A propósito, el País de España reseñó: “Washington adoptó e impuso unilateralmente las decisiones. La ausencia total de un gobierno en funciones en Haití se utilizó para legitimar, a partir de motivos humanitarios, el envío de una poderosa fuerza militar, que ha asumido de facto diversas funciones gubernamentales”.

El gobierno de Obama activó una trilogía maldita que se abocó a aprovechar la tragedia para la invasión. El DEPARTAMENTO DE ESTADO empezó a fiscalizar la operación a nivel internacional, enviando a la mismísima Hillary Clinton a Haití para legalizar la invasión obteniendo, por escrito y bajo ‘acuerdo’ con Préval, el control total del territorio. EL PENTÁGONO, se encargó de lo relativo a la ‘seguridad’, es decir, la ocupación militar de Haití con 20 mil marines y otros mercenarios civiles; y la USAID, engendro infernal que se dedicó a acaparar la ayuda, estrangular de hambre y de sed al pueblo haitiano para promover un estallido social que justificara el exagerado envío de tropas a la asolada nación.
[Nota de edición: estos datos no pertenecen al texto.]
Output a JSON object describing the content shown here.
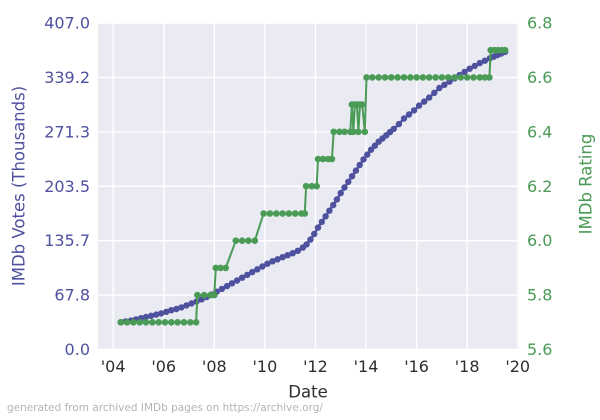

Esta trilogía se puso (y lo está aún, y lo estará mientras la operación esté en curso) al servicio del ejecutor táctico en el teatro de operaciones: el Comando Sur (SOUTHCOM), con base en Miami, cuyo objetivo es: “Dirigir (en América Latina y el Caribe) operaciones militares y promover la cooperación en el terreno de la seguridad para conseguir los objetivos estratégicos de EEUU”. Esto nada tiene que ver con lo humanitario, esto es un movimiento militar de ocupación imperial.

En cuestión de horas, el portaaviones nuclear USS Carl Vinson, sus barcos, drones, submarinos y aviones,  rodearon a Haití dentro de un “anillo nuclear”, mientras  tropas especiales de asalto y de seguridad se desplegaban en Puerto Príncipe, para reprimir a los haitianos que llegaban al aeropuerto, suplicando agua, comida y trabajo.

Mientras la ONU y el Consejo de Seguridad, daban vueltas sobre su propio eje, y se confesaban incapaces de generar una estrategia de distribución de la ayuda humanitaria en Haití, EEUU recibía los cargamentos, los guardaba y gestaba una atmósfera de violencia incontrolable en las calles.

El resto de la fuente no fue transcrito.